Mutations in the neurofibromatosis 2 (NF2) tumor suppressor gene on chromosome 22q12 cause a clinically variable autosomal dominant syndrome characterized by bilateral vestibular schwannomas (VSs), other nervous system tumors, and early onset lenticular cataracts. We studied three pairs of monozygotic (MZ) twins with NF2, all with bilateral VSs, to separate genetic from nongenetic causes of clinical variability. The evaluation included gadolinium-enhanced high-resolution magnetic resonance imaging of the head and spine, neuro-ophthalmic examination with slit lamp, physical examination, and zygosity testing with microsatellite markers. Each MZ pair was concordant for general phenotypic subtype (mild or severe) and often for the affected organ systems. However, the MZ pairs were discordant for some features of disease presentation or progression. For example, all three pairs were discordant for presence or type of associated cranial tumors. We hypothesize that phenotypic differences between NF2 MZ twins are at least partly due to stochastic processes, such as the loss of the second NF2 allele or alleles of other genes.

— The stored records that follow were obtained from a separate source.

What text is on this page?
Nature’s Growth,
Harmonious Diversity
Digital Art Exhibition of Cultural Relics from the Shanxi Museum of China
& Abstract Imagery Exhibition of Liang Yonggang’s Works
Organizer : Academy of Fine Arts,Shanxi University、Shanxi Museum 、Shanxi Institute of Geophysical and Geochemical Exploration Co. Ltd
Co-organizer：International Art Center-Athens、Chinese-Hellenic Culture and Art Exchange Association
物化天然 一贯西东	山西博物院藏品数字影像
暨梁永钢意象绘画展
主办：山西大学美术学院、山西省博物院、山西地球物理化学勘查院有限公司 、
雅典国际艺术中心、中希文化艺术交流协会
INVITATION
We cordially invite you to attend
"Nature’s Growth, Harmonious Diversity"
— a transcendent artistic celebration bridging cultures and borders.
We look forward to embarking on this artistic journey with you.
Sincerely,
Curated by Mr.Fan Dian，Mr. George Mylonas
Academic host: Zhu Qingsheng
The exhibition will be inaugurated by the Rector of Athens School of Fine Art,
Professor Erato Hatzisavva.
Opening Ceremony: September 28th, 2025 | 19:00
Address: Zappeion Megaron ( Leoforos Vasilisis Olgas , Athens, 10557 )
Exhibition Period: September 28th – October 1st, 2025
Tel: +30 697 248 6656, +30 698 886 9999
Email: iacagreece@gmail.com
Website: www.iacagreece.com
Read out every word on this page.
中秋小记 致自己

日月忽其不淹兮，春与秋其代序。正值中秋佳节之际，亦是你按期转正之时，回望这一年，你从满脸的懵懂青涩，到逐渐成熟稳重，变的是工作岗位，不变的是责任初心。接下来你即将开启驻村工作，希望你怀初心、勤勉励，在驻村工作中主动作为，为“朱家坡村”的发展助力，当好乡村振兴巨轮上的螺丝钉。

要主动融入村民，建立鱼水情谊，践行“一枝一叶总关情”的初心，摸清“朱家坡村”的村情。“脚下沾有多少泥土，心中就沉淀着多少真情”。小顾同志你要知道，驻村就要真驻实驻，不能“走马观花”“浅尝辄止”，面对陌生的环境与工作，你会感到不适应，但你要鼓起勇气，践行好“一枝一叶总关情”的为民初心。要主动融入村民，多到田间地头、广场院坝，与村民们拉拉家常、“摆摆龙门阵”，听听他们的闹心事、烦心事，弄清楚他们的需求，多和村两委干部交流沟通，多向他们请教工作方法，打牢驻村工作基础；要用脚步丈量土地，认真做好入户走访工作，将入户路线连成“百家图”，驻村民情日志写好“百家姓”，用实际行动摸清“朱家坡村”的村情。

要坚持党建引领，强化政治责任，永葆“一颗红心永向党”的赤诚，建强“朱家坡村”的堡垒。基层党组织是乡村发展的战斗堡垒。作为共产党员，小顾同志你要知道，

位于22q12染色体上的神经纤维瘤病2型(NF2)肿瘤抑制基因突变会导致一种临床症状多样的常染色体显性综合征,其特征为双侧前庭神经鞘瘤(VSs)、其他神经系统肿瘤以及早发性晶状体混浊。我们研究了三对患有NF2的同卵双胞胎(MZ),他们均患有双侧VSs,以区分临床症状差异的遗传因素和非遗传因素。评估包括头部和脊柱的钆增强高分辨率磁共振成像、裂隙灯神经眼科检查、体格检查以及使用微卫星标记进行的同卵性检测。每对MZ双胞胎在一般表型亚型(轻度或重度)方面通常一致,并且在受影响的器官系统方面也常常一致。然而,MZ双胞胎在疾病表现或进展的某些特征上存在不一致。例如,所有三对双胞胎在相关颅部肿瘤的存在或类型上均不一致。我们推测,NF2 MZ双胞胎之间的表型差异至少部分是由于随机过程,例如第二个NF2等位基因或其他基因等位基因的缺失。